Use of recombinant factor VIIa (NovoSeven®) in 8 patients with ongoing life-threatening bleeding treated with fondaparinux

Pharmacology

, , , , , , , , , , & show all
Pages 93-98 | Received 09 Nov 2010, Accepted 13 Feb 2011, Published online: 25 Apr 2011
 

Abstract

Background: Fondaparinux has a favourable efficacy-safety profile but if major bleeding occurs, reversal of antithrombotic treatment is challenging. We present clinical and biological observations from patients treated with rFVIIa for bleeding under fondaparinux.

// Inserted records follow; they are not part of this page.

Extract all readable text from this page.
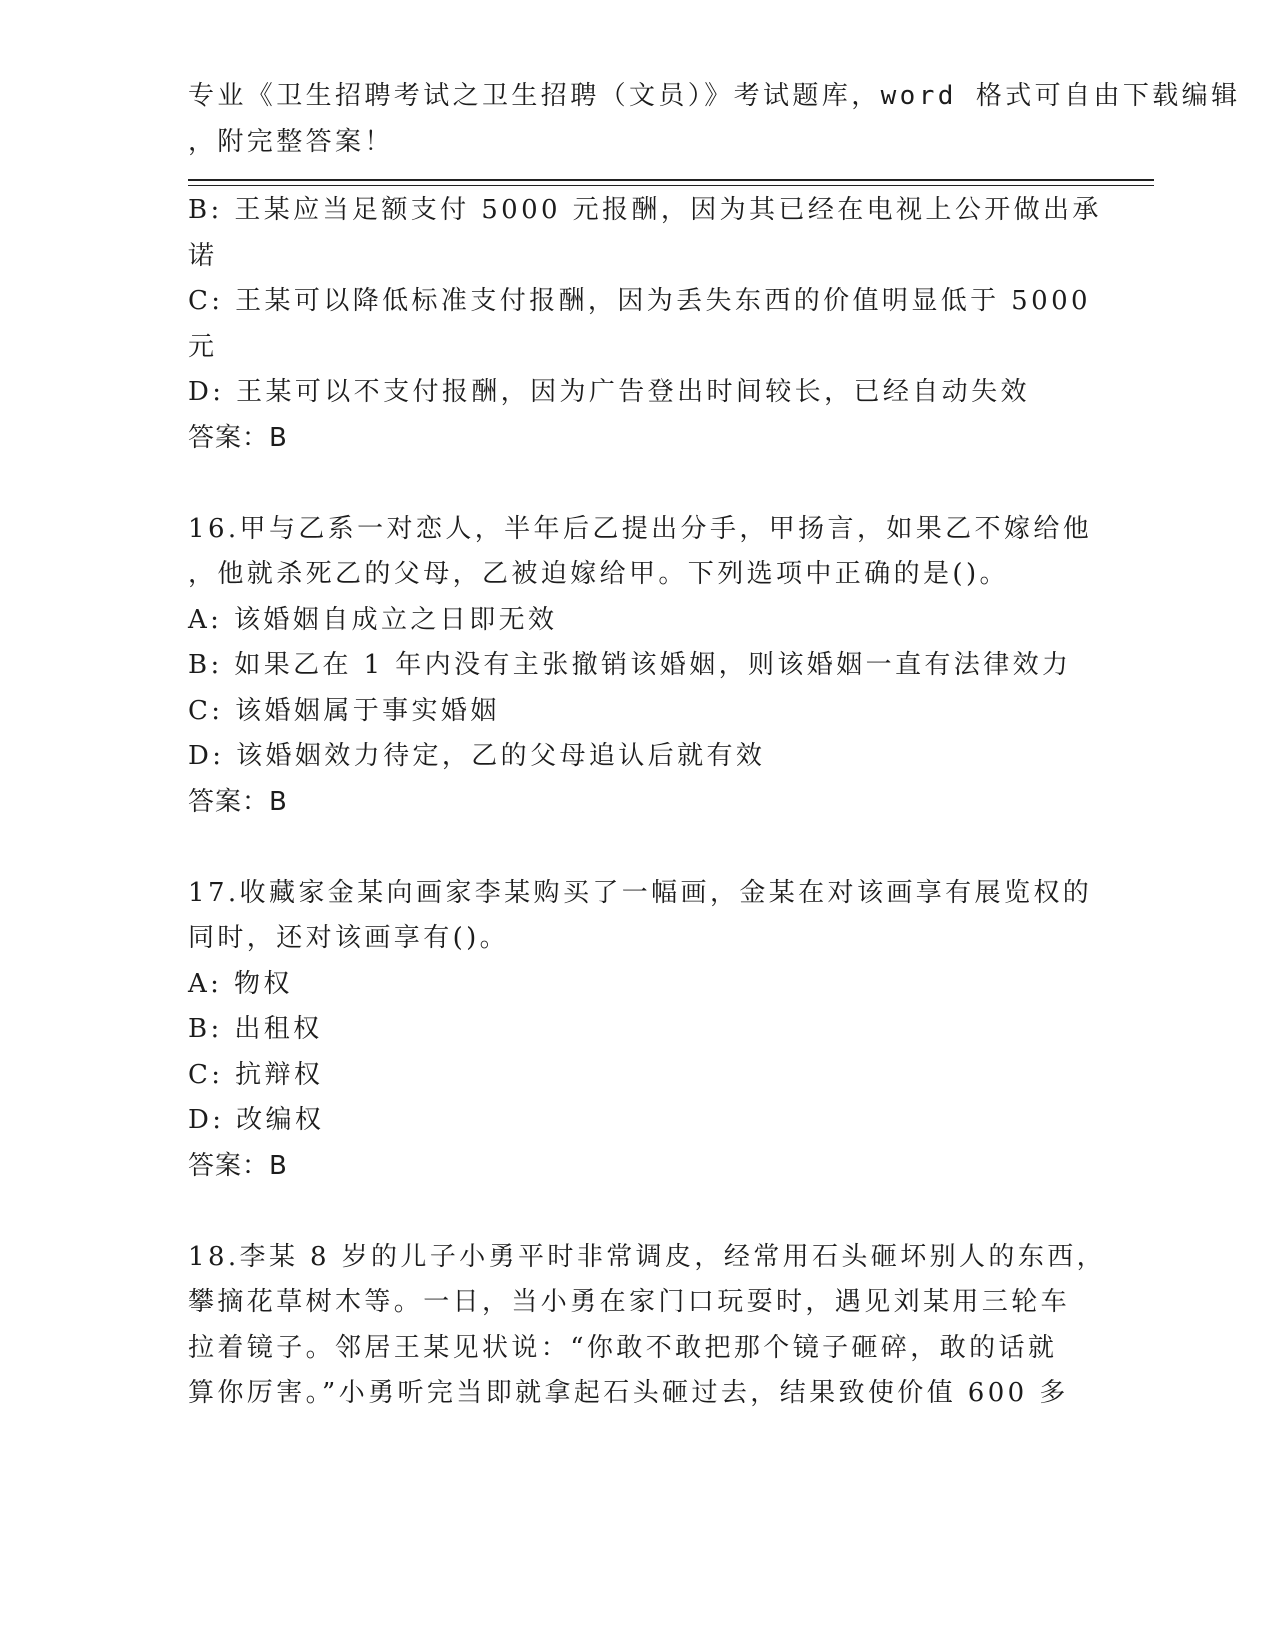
专业《卫生招聘考试之卫生招聘（文员）》考试题库，word 格式可自由下载编辑
，附完整答案！
B: 王某应当足额支付 5000 元报酬，因为其已经在电视上公开做出承
诺
C: 王某可以降低标准支付报酬，因为丢失东西的价值明显低于 5000
元
D: 王某可以不支付报酬，因为广告登出时间较长，已经自动失效
答案：B
16.甲与乙系一对恋人，半年后乙提出分手，甲扬言，如果乙不嫁给他
，他就杀死乙的父母，乙被迫嫁给甲。下列选项中正确的是()。
A: 该婚姻自成立之日即无效
B: 如果乙在 1 年内没有主张撤销该婚姻，则该婚姻一直有法律效力
C: 该婚姻属于事实婚姻
D: 该婚姻效力待定，乙的父母追认后就有效
答案：B
17.收藏家金某向画家李某购买了一幅画，金某在对该画享有展览权的
同时，还对该画享有()。
A: 物权
B: 出租权
C: 抗辩权
D: 改编权
答案：B
18.李某 8 岁的儿子小勇平时非常调皮，经常用石头砸坏别人的东西，
攀摘花草树木等。一日，当小勇在家门口玩耍时，遇见刘某用三轮车
拉着镜子。邻居王某见状说：“你敢不敢把那个镜子砸碎，敢的话就
算你厉害。”小勇听完当即就拿起石头砸过去，结果致使价值 600 多
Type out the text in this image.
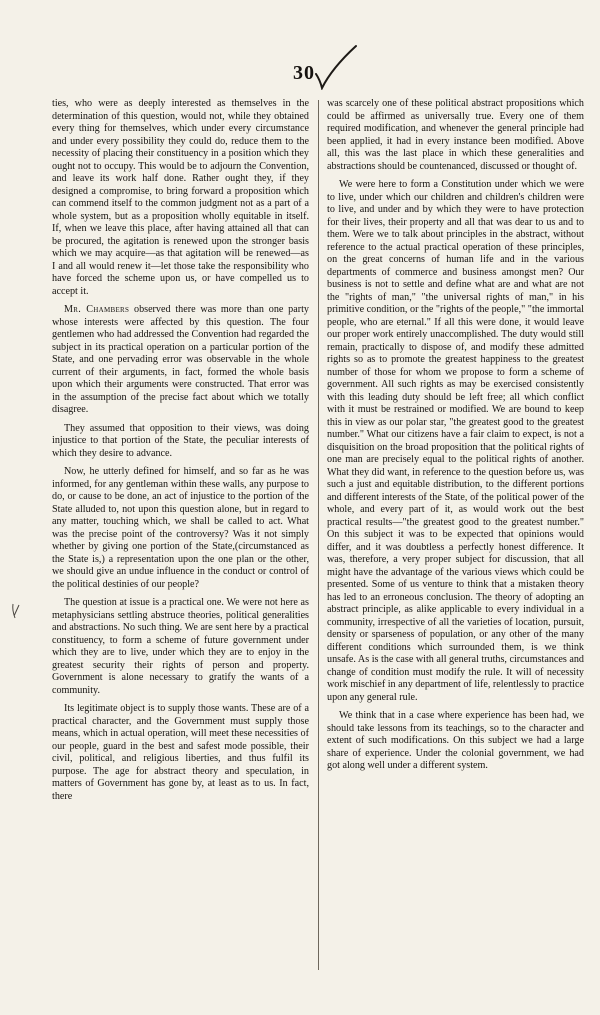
30

ties, who were as deeply interested as themselves in the determination of this question, would not, while they obtained every thing for themselves, which under every circumstance and under every possibility they could do, reduce them to the necessity of placing their constituency in a position which they ought not to occupy. This would be to adjourn the Convention, and leave its work half done. Rather ought they, if they designed a compromise, to bring forward a proposition which can commend itself to the common judgment not as a part of a whole system, but as a proposition wholly equitable in itself. If, when we leave this place, after having attained all that can be procured, the agitation is renewed upon the stronger basis which we may acquire—as that agitation will be renewed—as I and all would renew it—let those take the responsibility who have forced the scheme upon us, or have compelled us to accept it.

Mr. Chambers observed there was more than one party whose interests were affected by this question. The four gentlemen who had addressed the Convention had regarded the subject in its practical operation on a particular portion of the State, and one pervading error was observable in the whole current of their arguments, in fact, formed the whole basis upon which their arguments were constructed. That error was in the assumption of the precise fact about which we totally disagree.

They assumed that opposition to their views, was doing injustice to that portion of the State, the peculiar interests of which they desire to advance.

Now, he utterly defined for himself, and so far as he was informed, for any gentleman within these walls, any purpose to do, or cause to be done, an act of injustice to the portion of the State alluded to, not upon this question alone, but in regard to any matter, touching which, we shall be called to act. What was the precise point of the controversy? Was it not simply whether by giving one portion of the State,(circumstanced as the State is,) a representation upon the one plan or the other, we should give an undue influence in the conduct or control of the political destinies of our people?

The question at issue is a practical one. We were not here as metaphysicians settling abstruce theories, political generalities and abstractions. No such thing. We are sent here by a practical constituency, to form a scheme of future government under which they are to live, under which they are to enjoy in the greatest security their rights of person and property. Government is alone necessary to gratify the wants of a community.

Its legitimate object is to supply those wants. These are of a practical character, and the Government must supply those means, which in actual operation, will meet these necessities of our people, guard in the best and safest mode possible, their civil, political, and religious liberties, and thus fulfil its purpose. The age for abstract theory and speculation, in matters of Government has gone by, at least as to us. In fact, there

was scarcely one of these political abstract propositions which could be affirmed as universally true. Every one of them required modification, and whenever the general principle had been applied, it had in every instance been modified. Above all, this was the last place in which these generalities and abstractions should be countenanced, discussed or thought of.

We were here to form a Constitution under which we were to live, under which our children and children's children were to live, and under and by which they were to have protection for their lives, their property and all that was dear to us and to them. Were we to talk about principles in the abstract, without reference to the actual practical operation of these principles, on the great concerns of human life and in the various departments of commerce and business amongst men? Our business is not to settle and define what are and what are not the "rights of man," "the universal rights of man," in his primitive condition, or the "rights of the people," "the immortal people, who are eternal." If all this were done, it would leave our proper work entirely unaccomplished. The duty would still remain, practically to dispose of, and modify these admitted rights so as to promote the greatest happiness to the greatest number of those for whom we propose to form a scheme of government. All such rights as may be exercised consistently with this leading duty should be left free; all which conflict with it must be restrained or modified. We are bound to keep this in view as our polar star, "the greatest good to the greatest number." What our citizens have a fair claim to expect, is not a disquisition on the broad proposition that the political rights of one man are precisely equal to the political rights of another. What they did want, in reference to the question before us, was such a just and equitable distribution, to the different portions and different interests of the State, of the political power of the whole, and every part of it, as would work out the best practical results—"the greatest good to the greatest number." On this subject it was to be expected that opinions would differ, and it was doubtless a perfectly honest difference. It was, therefore, a very proper subject for discussion, that all might have the advantage of the various views which could be presented. Some of us venture to think that a mistaken theory has led to an erroneous conclusion. The theory of adopting an abstract principle, as alike applicable to every individual in a community, irrespective of all the varieties of location, pursuit, density or sparseness of population, or any other of the many different conditions which surrounded them, is we think unsafe. As is the case with all general truths, circumstances and change of condition must modify the rule. It will of necessity work mischief in any department of life, relentlessly to practice upon any general rule.

We think that in a case where experience has been had, we should take lessons from its teachings, so to the character and extent of such modifications. On this subject we had a large share of experience. Under the colonial government, we had got along well under a different system.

Methods: Fondaparinux-treated patients with bleeding (>10% haematocrit decrease) and cardiovascular collapse were eligible. Patients received a single 90 μg/kg bolus rFVIIa. Clinical success was defined as clinical bleeding control without thrombotic complication. A biological criterion of successful antagonization was defined as a >100% increase in peak thrombin generation (Cmax).

Results: 8 patients were treated (5 ACS, 3 VTE). Patients received aspirin and clopidogrel (n = 5), eptifibatide (n = 2), fluindione (n = 5). In addition to standard haemostatic methods, all patients received rFVIIa and transfusion. Clinical progression was favourable in 4, with bleeding clinically controlled in <6 h. 1 patient died. Biological success was observed in 4 patients with lowest baseline anti-Xa (0.67–0.92 U/L); ¾ had clinical success. In patients with baseline anti-Xa >1.0 U/L (1.14–1.62 U/L), increase in Cmax was low; ¾ had no clinical bleeding control.

Conclusion: This series is the largest describing rFVIIa use to control bleeding in patients under fondaparinux. rVFIIa was considered efficient in 50%, suggesting inefficacy in the context of elevated anti-Xa.

Declaration of interest: The authors report no conflicts of interest. The authors alone are responsible for the content and writing of the paper.